Sauti Sol’s Bien-Aime Baraza’s eldest brother, Melvin has come out to reveal how his father rejected him at a very tender age.

The eldest of the three boys of the Baraza family took to his social media page to tell his story as a child, growing up without the foundation of a father’s love who was present but with no love towards him.

Melvin Alusa Baraza

Sharing a sweet photo with one of his daughters lying on his back, Melvin attested that a father’s love is the foundation of his children. A love through which the young ones build on and are able to face storms the world throws at them.

Melvin with his daughter

The sad narrative

However, that was never the case of his childhood.

I grew up facing great rejection and resentment from my father. I was fearful, felt unworthy and for the better part of my childhood longed for his affirmation, painfully narrated Melvin.

Unfortunately, the more he kept seeking affirmation from his father, the more it got worse.

…it only got worse to the point of being kicked out of the home I knew at the tender age of 17,” he continued.

Bien Aime’s eldest brother, Melvin

Looking back, it is not the tears or the pain he underwent that matters, but the lessons his childhood taught him that have seen him become a present and loving father to his 6 children. Because for him, breaking the curse of rejection is what matters most!

Today God has blessed me with 6 children whom I love with my life, an opportunity to break the curse of rejection and change the narrative.

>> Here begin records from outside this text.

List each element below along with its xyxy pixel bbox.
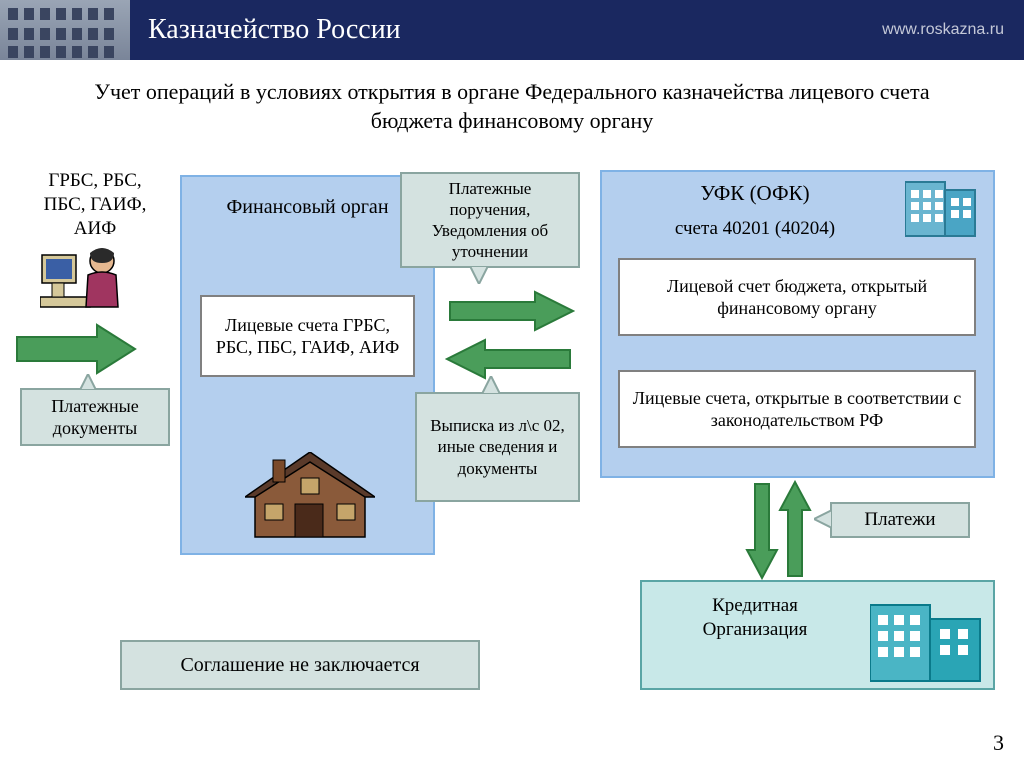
arrow-down-icon <box>745 480 779 580</box>
header: Казначейство России www.roskazna.ru <box>0 0 1024 60</box>
credit-org-label: Кредитная Организация <box>665 590 845 645</box>
ufk-sub: счета 40201 (40204) <box>630 216 880 242</box>
extract-box: Выписка из л\с 02, иные сведения и докум… <box>415 392 580 502</box>
header-title: Казначейство России <box>148 14 401 46</box>
left-group-label: ГРБС, РБС, ПБС, ГАИФ, АИФ <box>20 170 170 240</box>
header-url: www.roskazna.ru <box>882 21 1004 39</box>
ufk-title: УФК (ОФК) <box>630 178 880 208</box>
agreement-box: Соглашение не заключается <box>120 640 480 690</box>
person-computer-icon <box>40 245 130 315</box>
personal-accounts-box: Лицевые счета ГРБС, РБС, ПБС, ГАИФ, АИФ <box>200 295 415 377</box>
payments-box: Платежи <box>830 502 970 538</box>
callout-tail-icon <box>814 508 832 530</box>
callout-tail-icon <box>480 376 502 394</box>
building-icon <box>905 176 983 238</box>
arrow-left-icon <box>445 338 575 380</box>
page-number: 3 <box>993 730 1004 756</box>
payment-orders-box: Платежные поручения, Уведомления об уточ… <box>400 172 580 268</box>
arrow-right-icon <box>445 290 575 332</box>
fin-organ-title: Финансовый орган <box>215 180 400 235</box>
budget-account-box: Лицевой счет бюджета, открытый финансово… <box>618 258 976 336</box>
other-accounts-box: Лицевые счета, открытые в соответствии с… <box>618 370 976 448</box>
callout-tail-icon <box>78 374 98 390</box>
arrow-up-icon <box>778 480 812 580</box>
arrow-right-icon <box>12 323 137 375</box>
house-icon <box>245 452 375 542</box>
bank-building-icon <box>870 595 985 685</box>
payment-docs-box: Платежные документы <box>20 388 170 446</box>
header-building-image <box>0 0 130 60</box>
callout-tail-icon <box>468 266 490 284</box>
slide-title: Учет операций в условиях открытия в орга… <box>0 78 1024 135</box>
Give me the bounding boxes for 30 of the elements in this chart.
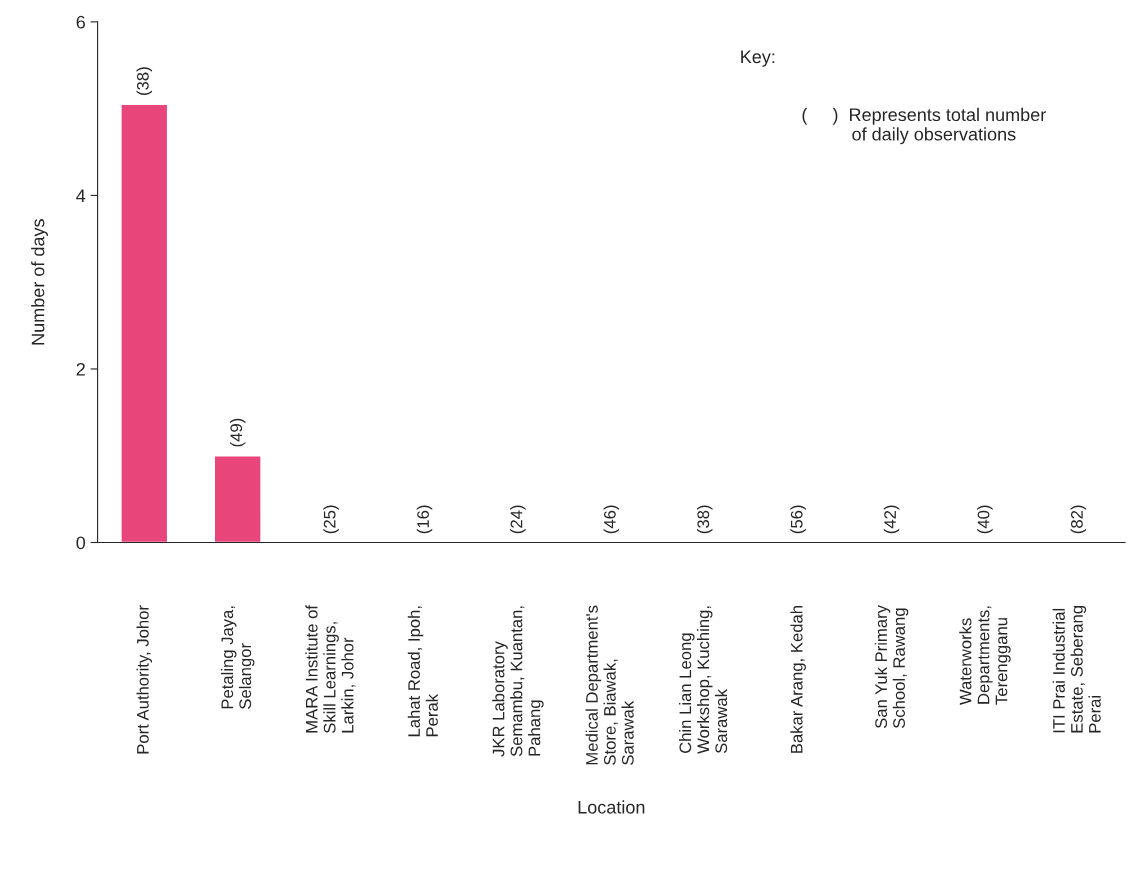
annotation: Key: [741,50,775,67]
annotation: (25) [323,505,339,534]
y-tick-label: 0 [76,536,86,550]
y-tick-label: 6 [76,15,85,29]
x-tick-label: Medical Department's Store, Biawak, Sarawak [585,605,634,765]
y-tick-label: 4 [76,189,86,202]
x-tick-label: Lahat Road, Ipoh, Perak [407,606,438,737]
annotation: (56) [790,505,806,534]
annotation: (24) [510,505,526,534]
x-tick-label: JKR Laboratory Semambu, Kuantan, Pahang [492,606,544,757]
x-tick-label: Waterworks Departments, Terengganu [959,606,1011,705]
annotation: (49) [229,418,246,447]
x-tick-label: San Yuk Primary School, Rawang [874,605,909,729]
annotation: (42) [883,505,900,534]
annotation: (38) [696,505,713,534]
annotation: (46) [603,505,620,534]
annotation: (16) [416,505,433,534]
x-tick-label: MARA Institute of Skill Learnings, Larkin, Johor [305,604,356,733]
x-tick-label: Port Authority, Johor [136,605,153,754]
annotation: (82) [1070,505,1087,534]
y-axis-title: Number of days [31,219,48,345]
annotation: (40) [977,505,993,534]
y-tick-label: 2 [76,362,85,376]
x-axis-title: Location [578,800,645,814]
x-tick-label: Bakar Arang, Kedah [790,606,806,753]
annotation: ( ) Represents total number of daily observations [802,107,1046,145]
x-tick-label: Petaling Jaya, Selangor [220,606,255,709]
annotation: (38) [136,67,153,95]
x-tick-label: Chin Lian Leong Workshop, Kuching, Sarawak [679,606,728,754]
x-tick-label: ITI Prai Industrial Estate, Seberang Perai [1052,606,1101,733]
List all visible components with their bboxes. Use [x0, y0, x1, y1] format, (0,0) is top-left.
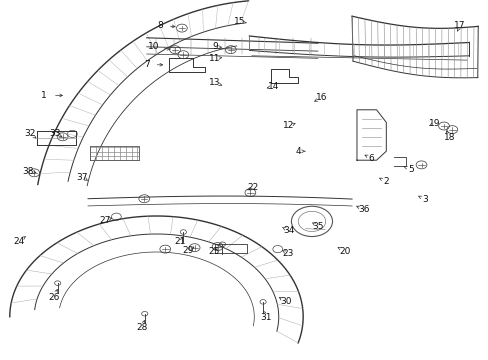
Text: 36: 36	[358, 205, 369, 214]
Text: 10: 10	[148, 42, 160, 51]
Text: 19: 19	[427, 118, 439, 127]
Text: 34: 34	[282, 226, 294, 235]
Text: 4: 4	[295, 147, 301, 156]
Text: 23: 23	[282, 249, 294, 258]
Text: 2: 2	[383, 177, 388, 186]
Text: 26: 26	[48, 292, 60, 302]
Text: 20: 20	[338, 247, 350, 256]
Text: 5: 5	[407, 165, 413, 174]
Text: 27: 27	[99, 216, 111, 225]
Text: 1: 1	[41, 91, 47, 100]
Text: 33: 33	[49, 129, 61, 138]
Text: 14: 14	[267, 82, 279, 91]
Text: 15: 15	[233, 17, 245, 26]
Text: 12: 12	[282, 122, 294, 130]
Text: 18: 18	[443, 133, 455, 142]
Text: 30: 30	[280, 297, 291, 306]
Text: 31: 31	[260, 313, 272, 322]
Text: 16: 16	[315, 94, 327, 102]
Text: 29: 29	[182, 246, 194, 255]
Text: 13: 13	[209, 78, 221, 87]
Text: 35: 35	[311, 222, 323, 231]
Text: 25: 25	[208, 248, 220, 256]
Text: 22: 22	[247, 184, 259, 192]
Text: 7: 7	[143, 60, 149, 69]
Text: 11: 11	[209, 54, 221, 63]
Text: 17: 17	[453, 21, 465, 30]
Text: 8: 8	[157, 21, 163, 30]
Text: 21: 21	[174, 238, 185, 246]
Text: 6: 6	[368, 154, 374, 163]
Text: 38: 38	[22, 166, 34, 175]
Text: 32: 32	[24, 129, 36, 138]
Text: 28: 28	[136, 323, 147, 332]
Text: 3: 3	[422, 195, 427, 204]
Text: 9: 9	[212, 42, 218, 51]
Text: 24: 24	[13, 237, 24, 246]
Text: 37: 37	[76, 173, 88, 181]
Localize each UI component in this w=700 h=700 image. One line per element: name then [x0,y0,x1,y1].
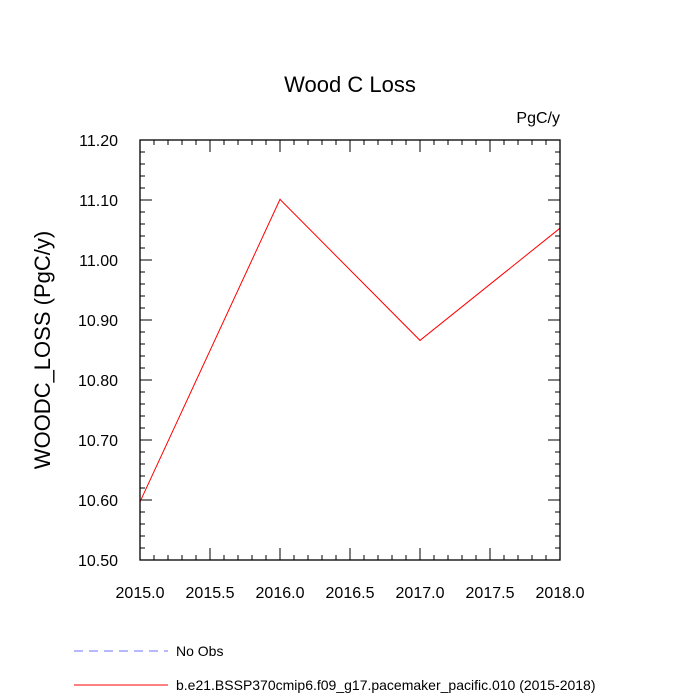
y-tick-label: 11.20 [79,133,118,150]
x-tick-label: 2015.0 [116,585,165,602]
x-tick-label: 2015.5 [186,585,235,602]
series-point [279,198,281,200]
y-tick-label: 10.90 [78,313,118,330]
legend: No Obs b.e21.BSSP370cmip6.f09_g17.pacema… [74,643,596,693]
x-tick-label: 2017.0 [396,585,445,602]
x-tick-label: 2016.0 [256,585,305,602]
y-tick-label: 10.70 [78,433,118,450]
series-point [419,339,421,341]
y-tick-label: 11.00 [79,253,118,270]
plot-frame [139,139,561,561]
series-layer [139,198,561,503]
legend-label-series: b.e21.BSSP370cmip6.f09_g17.pacemaker_pac… [176,677,596,693]
chart-title: Wood C Loss [284,72,416,97]
x-tick-label: 2018.0 [536,585,585,602]
units-label: PgC/y [516,110,560,127]
series-line-0 [139,198,561,503]
ticks-layer: 2015.0 2015.5 2016.0 2016.5 2017.0 2017.5 2018… [78,133,585,602]
y-tick-label: 10.80 [78,373,118,390]
y-tick-label: 10.60 [78,493,118,510]
legend-label-no-obs: No Obs [176,643,223,659]
x-tick-label: 2016.5 [326,585,375,602]
x-tick-label: 2017.5 [466,585,515,602]
y-axis-label: WOODC_LOSS (PgC/y) [30,231,55,469]
y-tick-label: 10.50 [78,553,118,570]
y-tick-label: 11.10 [79,193,118,210]
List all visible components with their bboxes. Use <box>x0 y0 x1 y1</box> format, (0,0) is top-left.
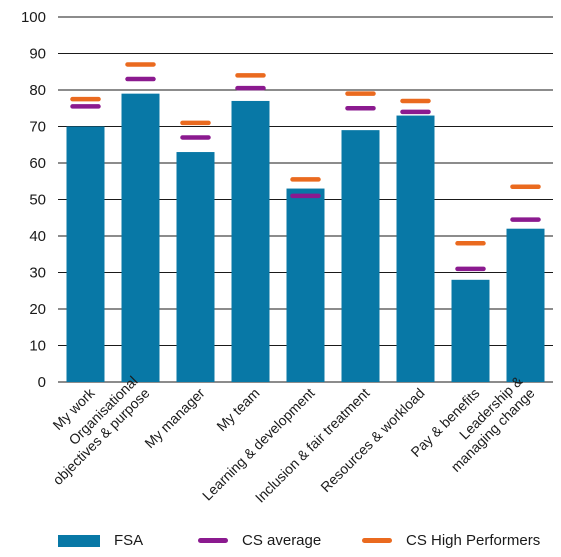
legend-item-cs-average: CS average <box>198 532 321 549</box>
y-tick-label-70: 70 <box>29 119 46 136</box>
chart: 0 10 20 30 40 50 60 70 80 90 100 My workOrganisati… <box>21 9 553 506</box>
bar-learning-and-development <box>286 188 325 382</box>
y-axis-ticks: 0 10 20 30 40 50 60 70 80 90 100 <box>21 9 46 391</box>
x-tick-label-resources-and-workload: Resources & workload <box>317 385 427 495</box>
x-tick-label-my-manager: My manager <box>141 385 208 452</box>
y-tick-label-50: 50 <box>29 192 46 209</box>
x-tick-label-organisational-objectives-and-purpose: Organisationalobjectives & purpose <box>37 373 152 488</box>
y-tick-label-90: 90 <box>29 46 46 63</box>
x-tick-label-learning-and-development: Learning & development <box>199 385 318 504</box>
y-tick-label-0: 0 <box>38 374 46 391</box>
bar-leadership-and-managing-change <box>506 228 545 382</box>
bar-my-manager <box>176 152 215 382</box>
x-tick-label-my-team: My team <box>213 385 262 434</box>
y-tick-label-10: 10 <box>29 338 46 355</box>
legend-item-fsa: FSA <box>58 532 143 549</box>
legend-swatch-cs-high-performers <box>362 538 392 543</box>
bar-inclusion-and-fair-treatment <box>341 130 380 382</box>
y-tick-label-40: 40 <box>29 228 46 245</box>
legend-item-cs-high-performers: CS High Performers <box>362 532 540 549</box>
legend-label-cs-average: CS average <box>242 532 322 549</box>
y-tick-label-80: 80 <box>29 82 46 99</box>
bar-my-work <box>66 126 105 382</box>
y-tick-label-60: 60 <box>29 155 46 172</box>
legend: FSA CS average CS High Performers <box>0 532 561 556</box>
legend-label-cs-high-performers: CS High Performers <box>406 532 541 549</box>
bar-my-team <box>231 100 270 382</box>
y-tick-label-30: 30 <box>29 265 46 282</box>
bars <box>66 93 545 383</box>
legend-label-fsa: FSA <box>114 532 144 549</box>
y-tick-label-100: 100 <box>21 9 46 26</box>
markers <box>70 62 541 272</box>
bar-organisational-objectives-and-purpose <box>121 93 160 383</box>
bar-pay-and-benefits <box>451 279 490 382</box>
legend-swatch-fsa <box>58 534 100 547</box>
legend-swatch-cs-average <box>198 538 228 543</box>
y-tick-label-20: 20 <box>29 301 46 318</box>
bar-resources-and-workload <box>396 115 435 383</box>
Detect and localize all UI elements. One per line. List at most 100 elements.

Melvin Alusa Baraza with his children

His post caught the attention of many including his brother, Bien Aime who could only comment:

bienaimesol ❤️❤️❤️❤️❤️❤️❤️❤️❤️❤️❤️❤️❤️

The Baraza sons

Mixed reactions

Fans and followers, felt for him, painful memories of the past that might never fade away but he keeps a strong face for his young boys and girls.

waihenya A father should b the most important/best influence to his children. Lakini wasita babaaa?? 👨‍🎓👨‍🎓💪💪Hapo sawa
msosendo Sending you love and light!!! 🤗🤗🤗🤗🤗🤗❤️❤️❤️❤️❤️
betty.wangeshi ❤❤❤❤❤Mello you have indeed broken that curse and you’re such an inspiration to many 🥰🥰🥰. To all those deadbeat dad’s it’s your loss not the child’s!!!!